Levi said the port disruption has not yet had a material impact on the business

Levi said the port disruption has not yet had a material impact on the business

Denim giant Levi Strauss & Co has said the “volatile” and “unpredictable” delays occurring at US West Coast ports could adversely affect its supply chain and product availability if they continue.

The Pacific Maritime Association (PMA) and International Longshore & Warehouse Union (ILWU) have been engaged in talks for nine months on a new coast-wide contract for 20,000 dockworkers - and no end to the dispute is currently in sight.

Vessel operations were temporarily suspended last week, and while operations resumed on Monday (9 February), the PMA said it would temporarily suspend vessel operations for four days. The disruption, analysts believe, could cost retailers as much as $7bn this year.

Supply chain caution
Levi Strauss CEO Chip Bergh spoke about the disruption during the group's fourth-quarter earnings call yesterday. To date, he said, it has not had a material impact on the business.

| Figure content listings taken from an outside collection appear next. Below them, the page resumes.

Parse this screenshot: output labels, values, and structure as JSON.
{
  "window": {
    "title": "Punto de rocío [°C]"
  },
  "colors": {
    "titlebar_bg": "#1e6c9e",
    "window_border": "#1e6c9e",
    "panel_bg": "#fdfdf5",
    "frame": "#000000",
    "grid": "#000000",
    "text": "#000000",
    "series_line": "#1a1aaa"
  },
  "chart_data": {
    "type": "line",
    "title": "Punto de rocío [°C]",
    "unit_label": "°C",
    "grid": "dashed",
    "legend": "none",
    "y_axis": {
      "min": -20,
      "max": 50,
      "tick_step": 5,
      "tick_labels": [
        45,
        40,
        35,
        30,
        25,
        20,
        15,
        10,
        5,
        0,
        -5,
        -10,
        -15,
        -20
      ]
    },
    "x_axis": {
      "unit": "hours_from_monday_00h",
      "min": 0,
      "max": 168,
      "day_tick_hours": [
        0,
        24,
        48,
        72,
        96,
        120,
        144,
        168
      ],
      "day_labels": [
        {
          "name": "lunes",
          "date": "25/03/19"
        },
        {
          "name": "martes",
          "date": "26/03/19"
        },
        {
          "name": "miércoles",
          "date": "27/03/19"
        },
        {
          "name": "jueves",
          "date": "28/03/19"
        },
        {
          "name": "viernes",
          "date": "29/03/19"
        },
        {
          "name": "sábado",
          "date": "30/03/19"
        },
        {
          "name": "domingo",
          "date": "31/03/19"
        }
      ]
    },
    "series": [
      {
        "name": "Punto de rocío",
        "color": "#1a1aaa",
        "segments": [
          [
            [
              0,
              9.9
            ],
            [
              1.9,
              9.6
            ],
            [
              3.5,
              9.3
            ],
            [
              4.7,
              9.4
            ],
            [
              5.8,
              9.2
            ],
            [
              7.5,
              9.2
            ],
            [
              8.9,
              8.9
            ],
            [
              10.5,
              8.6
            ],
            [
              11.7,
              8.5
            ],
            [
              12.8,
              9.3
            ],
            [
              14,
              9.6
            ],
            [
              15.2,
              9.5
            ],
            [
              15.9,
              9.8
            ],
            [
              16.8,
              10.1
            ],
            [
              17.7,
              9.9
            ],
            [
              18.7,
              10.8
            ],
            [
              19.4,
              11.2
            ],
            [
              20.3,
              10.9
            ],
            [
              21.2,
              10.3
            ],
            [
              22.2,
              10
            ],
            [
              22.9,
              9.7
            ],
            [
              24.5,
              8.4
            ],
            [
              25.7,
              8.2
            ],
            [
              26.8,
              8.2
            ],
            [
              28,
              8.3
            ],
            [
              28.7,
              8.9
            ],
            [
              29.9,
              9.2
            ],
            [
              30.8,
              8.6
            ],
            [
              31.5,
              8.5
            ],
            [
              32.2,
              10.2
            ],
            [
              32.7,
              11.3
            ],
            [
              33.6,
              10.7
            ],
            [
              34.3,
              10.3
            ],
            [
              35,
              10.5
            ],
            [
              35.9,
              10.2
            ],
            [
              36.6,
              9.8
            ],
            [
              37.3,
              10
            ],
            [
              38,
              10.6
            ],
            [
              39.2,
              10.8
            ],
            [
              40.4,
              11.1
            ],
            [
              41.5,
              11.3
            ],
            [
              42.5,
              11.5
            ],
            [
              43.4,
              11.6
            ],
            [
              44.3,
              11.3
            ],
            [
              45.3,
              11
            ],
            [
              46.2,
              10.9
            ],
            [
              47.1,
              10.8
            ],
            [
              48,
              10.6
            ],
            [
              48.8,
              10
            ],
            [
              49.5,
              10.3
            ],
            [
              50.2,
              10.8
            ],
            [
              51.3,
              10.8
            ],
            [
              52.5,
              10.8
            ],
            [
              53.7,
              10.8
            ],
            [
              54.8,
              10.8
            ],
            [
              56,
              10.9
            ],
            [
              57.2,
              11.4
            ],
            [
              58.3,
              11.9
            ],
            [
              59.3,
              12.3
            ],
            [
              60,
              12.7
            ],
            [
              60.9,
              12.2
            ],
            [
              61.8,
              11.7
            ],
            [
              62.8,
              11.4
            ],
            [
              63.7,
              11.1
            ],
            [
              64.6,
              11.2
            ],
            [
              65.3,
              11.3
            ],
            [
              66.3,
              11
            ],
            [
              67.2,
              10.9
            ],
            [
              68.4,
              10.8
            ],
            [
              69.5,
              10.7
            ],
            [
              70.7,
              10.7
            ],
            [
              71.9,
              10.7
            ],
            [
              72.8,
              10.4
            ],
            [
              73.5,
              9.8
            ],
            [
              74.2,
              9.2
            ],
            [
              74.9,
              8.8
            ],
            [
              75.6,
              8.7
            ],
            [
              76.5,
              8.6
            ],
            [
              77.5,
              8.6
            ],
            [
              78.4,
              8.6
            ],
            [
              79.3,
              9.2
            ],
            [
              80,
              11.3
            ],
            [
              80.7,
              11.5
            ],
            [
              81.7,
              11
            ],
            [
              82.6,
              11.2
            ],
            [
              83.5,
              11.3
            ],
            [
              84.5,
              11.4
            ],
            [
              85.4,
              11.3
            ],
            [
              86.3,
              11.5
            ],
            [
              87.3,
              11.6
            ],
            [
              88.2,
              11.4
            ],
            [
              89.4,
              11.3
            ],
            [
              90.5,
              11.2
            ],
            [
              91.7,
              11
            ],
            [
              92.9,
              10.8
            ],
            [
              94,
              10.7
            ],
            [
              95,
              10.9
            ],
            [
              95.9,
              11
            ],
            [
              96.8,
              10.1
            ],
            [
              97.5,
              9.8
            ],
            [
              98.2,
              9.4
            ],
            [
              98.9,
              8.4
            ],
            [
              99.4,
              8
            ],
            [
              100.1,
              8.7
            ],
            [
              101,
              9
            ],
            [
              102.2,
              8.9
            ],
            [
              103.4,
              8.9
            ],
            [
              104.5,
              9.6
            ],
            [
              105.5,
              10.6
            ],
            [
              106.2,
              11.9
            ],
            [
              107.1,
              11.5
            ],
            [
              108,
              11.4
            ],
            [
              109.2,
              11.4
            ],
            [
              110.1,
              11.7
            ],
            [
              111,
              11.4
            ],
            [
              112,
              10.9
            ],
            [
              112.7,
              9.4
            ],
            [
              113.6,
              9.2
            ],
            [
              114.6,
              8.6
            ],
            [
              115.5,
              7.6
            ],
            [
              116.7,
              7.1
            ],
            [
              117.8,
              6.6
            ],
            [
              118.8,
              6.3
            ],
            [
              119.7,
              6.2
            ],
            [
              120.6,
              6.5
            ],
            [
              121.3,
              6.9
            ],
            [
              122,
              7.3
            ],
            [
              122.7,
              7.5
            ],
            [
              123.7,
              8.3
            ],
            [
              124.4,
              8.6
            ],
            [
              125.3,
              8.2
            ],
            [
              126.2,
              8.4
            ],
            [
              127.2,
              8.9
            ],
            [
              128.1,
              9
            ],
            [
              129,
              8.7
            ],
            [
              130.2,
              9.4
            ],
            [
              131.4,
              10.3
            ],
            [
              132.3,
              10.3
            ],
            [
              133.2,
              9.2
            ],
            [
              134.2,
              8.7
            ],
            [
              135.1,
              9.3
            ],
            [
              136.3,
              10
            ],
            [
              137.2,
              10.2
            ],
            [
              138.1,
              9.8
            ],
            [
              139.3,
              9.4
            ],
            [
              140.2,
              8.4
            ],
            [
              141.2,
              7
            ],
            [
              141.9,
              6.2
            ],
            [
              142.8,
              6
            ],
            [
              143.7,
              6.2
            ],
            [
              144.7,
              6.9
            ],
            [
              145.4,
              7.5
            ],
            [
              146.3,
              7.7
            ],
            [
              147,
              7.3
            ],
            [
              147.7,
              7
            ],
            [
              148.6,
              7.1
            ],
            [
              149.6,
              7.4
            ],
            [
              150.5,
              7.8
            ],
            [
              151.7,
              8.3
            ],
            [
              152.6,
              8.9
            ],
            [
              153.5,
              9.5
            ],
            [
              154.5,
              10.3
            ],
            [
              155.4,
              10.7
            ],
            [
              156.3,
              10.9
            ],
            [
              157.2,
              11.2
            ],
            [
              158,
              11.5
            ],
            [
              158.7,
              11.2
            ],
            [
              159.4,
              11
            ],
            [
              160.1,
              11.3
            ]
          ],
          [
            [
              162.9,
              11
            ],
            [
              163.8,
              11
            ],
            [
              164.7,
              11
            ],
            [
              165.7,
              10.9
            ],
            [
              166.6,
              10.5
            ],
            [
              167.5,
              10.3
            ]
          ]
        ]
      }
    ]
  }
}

“The situation on the West Coast has been tenuous for about the last half-year with notable delays on delivery, and just like all other importers we've been experiencing delays and longer lead times. However, up until this point we've been able to mitigate the impact to the business.”

However, he remains cautious on any potential future impacts, should the shut-downs continue and talks remain unresolved.

“The situation has deteriorated, it's gotten worse over the last couple of weeks, and the delays are now more volatile and unpredictable, which makes it harder for us to manage and plan our business. Any prolonged disruption at these West Coast ports could adversely affect our supply chain and product availability.”

Bergh said Levi Strauss will continue to monitor the situation, adding that the company has contingency plans in place such as air freight, diverting shipments, and/or transiting product for early deliveries.

“All of these obviously come with a higher cost, and the risk for some service delays, but up to this point we really haven't had any material impact on the business. The next two months is pretty critical, and the situation has worsened over the last two weeks or so.”

New challenges
Aside from the risks associated with the West Coast ports dispute, Bergh said Levi Strauss expects 2015 to present its own set of unique challenges. Slow global economic recovery, mounting currency headwinds, and uneven consumer spending, will require the company to maintain its focus, he told analysts.

“We will work to mitigate the impact of these pressures by focusing on what's within our control, and so doing, we will not lose sight of our long-term objectives.”

In 2015, Levi Strauss will expand its direct-to-consumer business by opening new stores, continuing to improve productivity, and driving online traffic and conversion. Store openings will largely be outside the Americas region, mainly in Asia and Europe, and are planned towards the second half of the year.

Bergh also explained Levi Strauss's plan to re-set its global Levi's women's offering with a new product slate, which will launch later this year.

“We will delight consumers with fresh interpretations of our iconic products, such as the new tapered Levi's 501 CT. And a focus on innovation, including an expanded Levi's Commuter collection later this spring.

“We will engage consumers globally by building upon the marketing momentum generated by the Live in Levi's campaign. We will complete the transition of the women's Dockers business to a license model, which will allow us to focus on execution for the Dockers men's business, as we work to expand our successful alpha line, while striving to maintain share with the traditional consumer,” he added.

Global challenges
Bergh acknowledged the challenging global environment faced by the company and its competitors in 2014, and said the company had invested behind its brands with marketing initiatives to drive awareness and traffic in the key selling seasons. It also initiated a global programme to improve the structural economics of the business.

“We believe this initiative will provide the capital to fuel sustainable, profitable growth, and strengthen our financial position,” Burgh explained.

CFO Harmit Singh added that strengthening Levi Strauss's balance sheet remains a top priority for the group this year, with debt reduction an ongoing focus, but “at a more modest pace” than in 2014.

“We ended this year with an improvement of 140 basis points, which demonstrates we're beginning to see savings. We expect to see at the end of the programme, saving close to $175-$200m on a net basis.”

Despite the challenging conditions, the company made progress during 2014, growing full-year net revenues by 2% and adjusted EBIT by $62m to $134m.

“We focused on the controllable aspects of our business, counteracting soft retail traffic by driving conversion and productivity in our stores, ensuring product availability across all channels,” Bergh explained. He also pointed to the noticeable upswing in denim and the benefits Levi Strauss should reap from this.

“We need [the upswing]. The category was very very soft the last two years or so and we've managed to build share. Stronger brands tend to do better in soft categories. And so as the category comes back, we expect that our business should benefit as a result. We're also trying to bring a lot of innovation at the same time. That combined with the fact denim is getting a lot of play on the runway…we're pretty bullish about the category and our prospects for it.”